Gus Van Sant versteht es, die Erkenntnis von der Leistung Harvey Milks ohne jede Plakativität zu vermitteln. Wie gut, daß Milk so vielen gerade auch jungen Schwulen Mut gemacht hat, den werden sie brauchen – das liegt schon wie ein Schleier auf dieser Geschichte. Den Mut werden sie spätestens dann brauchen, wenn ihnen neuer Haß und Ausgrenzung entgegenschlagen, wenn all die Reagans, Bryants und Grahams in ihnen die Sündeböcke des „Schwulenkrebses“ ausmachen ...

[ Michael Eckhardt ] Michael mag Filme, denen man das schlagende Herz seiner Macher auch ansieht. Daher sind unter den Filmemachern seine Favoriten Pedro Almodóvar, Xavier Dolan, François Ozon, Patrice Leconte, Luis Buñuel, John Waters, François Truffaut, Pier Paolo Pasolini, Ingmar Bergman. Er mag aber auch Woody Allen, Michael Haneke, Hans Christian Schmid, Larry Clark, Gus Van Sant, Andreas Dresen, Tim Burton und Claude Chabrol ...

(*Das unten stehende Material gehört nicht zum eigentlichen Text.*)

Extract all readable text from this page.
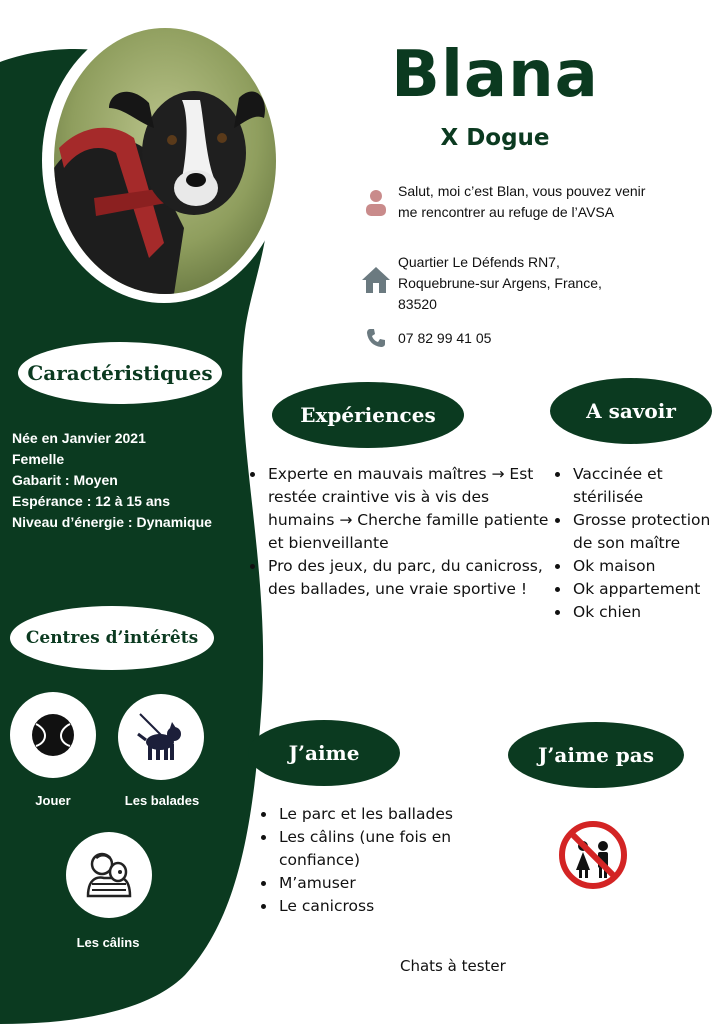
Blana
X Dogue
Salut, moi c’est Blan, vous pouvez venir me rencontrer au refuge de l’AVSA
Quartier Le Défends RN7, Roquebrune-sur Argens, France, 83520
07 82 99 41 05
Caractéristiques
Née en Janvier 2021
Femelle
Gabarit : Moyen
Espérance : 12 à 15 ans
Niveau d’énergie : Dynamique
Centres d’intérêts
Jouer	Les balades
Les câlins
Expériences
• Experte en mauvais maîtres → Est restée craintive vis à vis des humains → Cherche famille patiente et bienveillante
• Pro des jeux, du parc, du canicross, des ballades, une vraie sportive !
A savoir
• Vaccinée et stérilisée
• Grosse protection de son maître
• Ok maison
• Ok appartement
• Ok chien
J’aime
• Le parc et les ballades
• Les câlins (une fois en confiance)
• M’amuser
• Le canicross
J’aime pas
Chats à tester
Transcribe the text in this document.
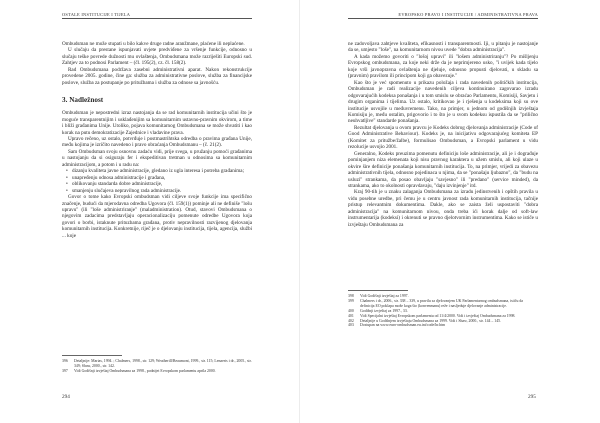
OSTALE INSTITUCIJE I TIJELA

Ombudsman ne može stupati u bilo kakve druge radne aranžmane, plaćene ili neplaćene.

U slučaju da prestane ispunjavati uvjete predviđene za vršenje funkcije, odnosno u slučaju teške povrede dužnosti mu ovlaštenja, Ombudsmana može razriješiti Europski sud. Zahtjev za to podnosi Parlament – (čl. 195(2), cz. čl. 158(2).

Rad Ombudsmana podržava zasebni administrativni aparat. Nakon rekonstrukcije provedene 2005. godine, čine ga: služba za administrativne poslove, služba za financijske poslove, služba za postupanje po pritužbama i služba za odnose sa javnošću.

3. Nadležnost

Ombudsman je nepostredni izraz nastojanja da se rad komunitarnih institucija učini što je moguće transparentnijim i usklađenijim sa komunitarnim ustavno-pravnim okvirom, a time i bliži građanima Unije. Utoliko, pojava komunitarnog Ombudsmana se može shvatiti i kao korak na putu demokratizacije Zajednice i vladavine prava.

Upravo rečeno, uz ostalo, potvrđuje i postmastrihtska odredba o pravima građana Unije, među kojima je izričito navedeno i pravo obraćanja Ombudsmanu – (č. 21(2).

Sam Ombudsman svoju osnovnu zadaću vidi, prije svega, u pružanju pomoći građanima u nastojanju da si osiguraju fer i ekspeditivan tretman u odnosima sa komunitarnim administracijom, a potom i u radu na:

• dizanju kvaliteta javne administracije, gledano iz ugla interesa i potreba građanima;
• unapređenju odnosa administracije i građana,
• oblikovanju standarda dobre administracije,
• smanjenju slučajeva nepravilnog rada administracije.

Govor o tome kako Evropski ombudsman vidi ciljeve svoje funkcije ima specifično značenje, budući da mjerodavna odredba Ugovora (čl. 159(1)) pominje ali ne definiše "lošu upravu" (ili "loše administriranje" (maladministration). Otud, stavovi Ombudsmana o njegovim zadacima predstavljaju operacionalizaciju pomenute odredbe Ugovora koja govori o borbi, istaknute prituzbama građana, protiv nepravilnosti razvijenog djelovanja komunitarnih institucija. Konkretnije, riječ je o djelovanju institucija, tijela, agencija, službi ... koje

396	Detaljnije: Marias, 1994. ; Chalmers, 1998., str. 129; Weatherill/Beaumont, 1999., str. 115; Lenaerts i dr., 2005., str. 349; Shaw, 2000., str. 142.
397	Vidi Godišnji izvještaj Ombudsmana za 1998., podnijet Evropskom parlamentu aprila 2000.
294
EVROPSKO PRAVO I INSTITUCIJE / ADMINISTRATIVNA PRAVA

ne zadovoljava zahtjeve kvaliteta, efikasnosti i transparentnosti. Iji, u pitanju je nastojanje da se, umjesto "loše", na komunitarnom nivou uvede "dobra administracija".

A kada možemo govoriti o "lošoj upravi" ili "lošem administriranju"? Po mišljenju Evropskog ombudsmana, za koje neki drže da je neprimjereno usko, "i uvijek kada tijelo koje vrši javnopravna ovlaštenja ne djeluje, odnosno propusti djelovati, u skladu sa (pravnim) pravilom ili principom koji ga obavezuje."

Kao što je već spomenuto u prikazu položaja i rada navedenih političkih institucija, Ombudsman je radi realizacije navedenih ciljeva kontinuirano zagovarao izradu odgovarajućih kodeksa ponašanja i u tom smislu se obraćao Parlamentu, Komisiji, Savjetu i drugim organima i tijelima. Uz ostalo, kritikovao je i rješenja u kodeksima koji su ove institucije usvojile u međuvremenu. Tako, na primjer, u jednom od godišnjih izvještaja Komisiju je, među ostalim, prigovorio i to što je u svom kodeksu ispustila da se "prilično neuhvatljive" standarde ponašanja.

Rezultat djelovanja u ovom pravcu je Kodeks dobrog djelovanja administracije (Code of Good Administrative Behaviour). Kodeks je, na inicijativu odgovarajućeg komiteta EP (Komitet za pritužbe/žalbe), formulisao Ombudsman, a Evropski parlament u vidu rezolucije usvojio 2001.

Generalno, Kodeks preuzima pomenutu definiciju loše administracije, ali je i dograđuje pominjanjem niza elemenata koji nisu pravnog karaktera u užem smislu, ali koji ulaze u okvire šire definicije ponašanja komunitarnih institucija. To, na primjer, vrijedi za obavezu administrativnih tijela, odnosno pojedinaca u njima, da se "ponašaju ljubazno", da "budu na usluzi" strankama, da posao obavljaju "savjesno" ili "predano" (service minded), da strankama, ako to okolnosti opravdavaju, "daju izvinjenje" itd.

Kraj 90-tih je u znaku zalaganja Ombudsmana za izradu jedinstvenih i opštih pravila u vidu posebne uredbe, pri čemu je u centru javnost rada komunitarnih institucija, tačnije pristup relevantnim dokumentima. Dakle, ako se zaista želi uspostaviti "dobra administracija" na komunitarnom nivou, onda treba ići korak dalje od soft-law instrumentarija (kodeksi) i okrenuti se pravno djelotvornim instrumentima. Kako se ističe u izvještaju Ombudsmana za

398	Vidi Godišnji izvještaj za 1997.
399	Chalmers i dr., 2006., str. 338 – 339, u pravilu sa djelovanjem UK Parlamentarnog ombudsmana, ističu da definicija EO poklapa može koga što (konvenmanu) reže i nasljeduje djelovanje administracije.
400	Godišnji izvještaj za 1997., 33.
401	Vidi Specijalni izvještaj Evropskom parlamentu od 11/4/2000. Vidi i izvještaj Ombudsmana za 1998.
402	Detaljnije u Godišnjem izvještaju Ombudsmana za 1999. Vidi i Shaw, 2000., str. 144 – 145.
403	Dostupan na www.euro-ombudsman.eu.int/code/hr.htm
295
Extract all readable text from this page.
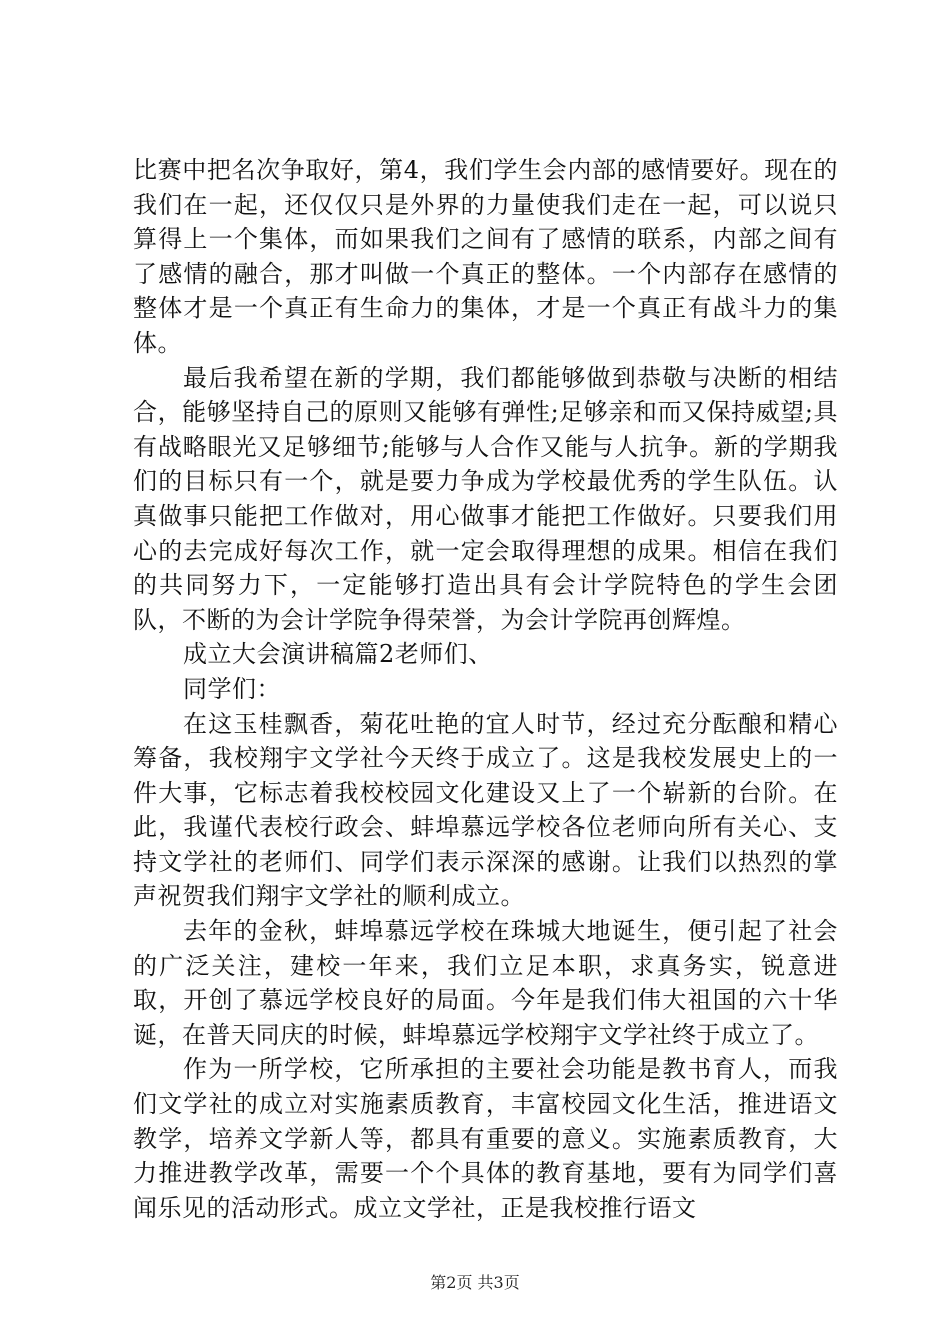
比赛中把名次争取好，第4，我们学生会内部的感情要好。现在的我们在一起，还仅仅只是外界的力量使我们走在一起，可以说只算得上一个集体，而如果我们之间有了感情的联系，内部之间有了感情的融合，那才叫做一个真正的整体。一个内部存在感情的整体才是一个真正有生命力的集体，才是一个真正有战斗力的集体。

最后我希望在新的学期，我们都能够做到恭敬与决断的相结合，能够坚持自己的原则又能够有弹性;足够亲和而又保持威望;具有战略眼光又足够细节;能够与人合作又能与人抗争。新的学期我们的目标只有一个，就是要力争成为学校最优秀的学生队伍。认真做事只能把工作做对，用心做事才能把工作做好。只要我们用心的去完成好每次工作，就一定会取得理想的成果。相信在我们的共同努力下，一定能够打造出具有会计学院特色的学生会团队，不断的为会计学院争得荣誉，为会计学院再创辉煌。

成立大会演讲稿篇2老师们、

同学们：

在这玉桂飘香，菊花吐艳的宜人时节，经过充分酝酿和精心筹备，我校翔宇文学社今天终于成立了。这是我校发展史上的一件大事，它标志着我校校园文化建设又上了一个崭新的台阶。在此，我谨代表校行政会、蚌埠慕远学校各位老师向所有关心、支持文学社的老师们、同学们表示深深的感谢。让我们以热烈的掌声祝贺我们翔宇文学社的顺利成立。

去年的金秋，蚌埠慕远学校在珠城大地诞生，便引起了社会的广泛关注，建校一年来，我们立足本职，求真务实，锐意进取，开创了慕远学校良好的局面。今年是我们伟大祖国的六十华诞，在普天同庆的时候，蚌埠慕远学校翔宇文学社终于成立了。

作为一所学校，它所承担的主要社会功能是教书育人，而我们文学社的成立对实施素质教育，丰富校园文化生活，推进语文教学，培养文学新人等，都具有重要的意义。实施素质教育，大力推进教学改革，需要一个个具体的教育基地，要有为同学们喜闻乐见的活动形式。成立文学社，正是我校推行语文

第2页 共3页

Bei den Darstellern stehen ganz weit oben in Michaels Gunst: Romy Schneider, Julianne Moore, Penélope Cruz, Gerard Depardieu, Kate Winslet, Jean Gabin, Valeria Bruni-Tedeschi, Vincent Cassel, Margherita Buy, Catherine Deneuve, Isabelle Huppert ...
Eine große Leidenschaft hat Michael außerdem und ganz allgemein für den französischen Film.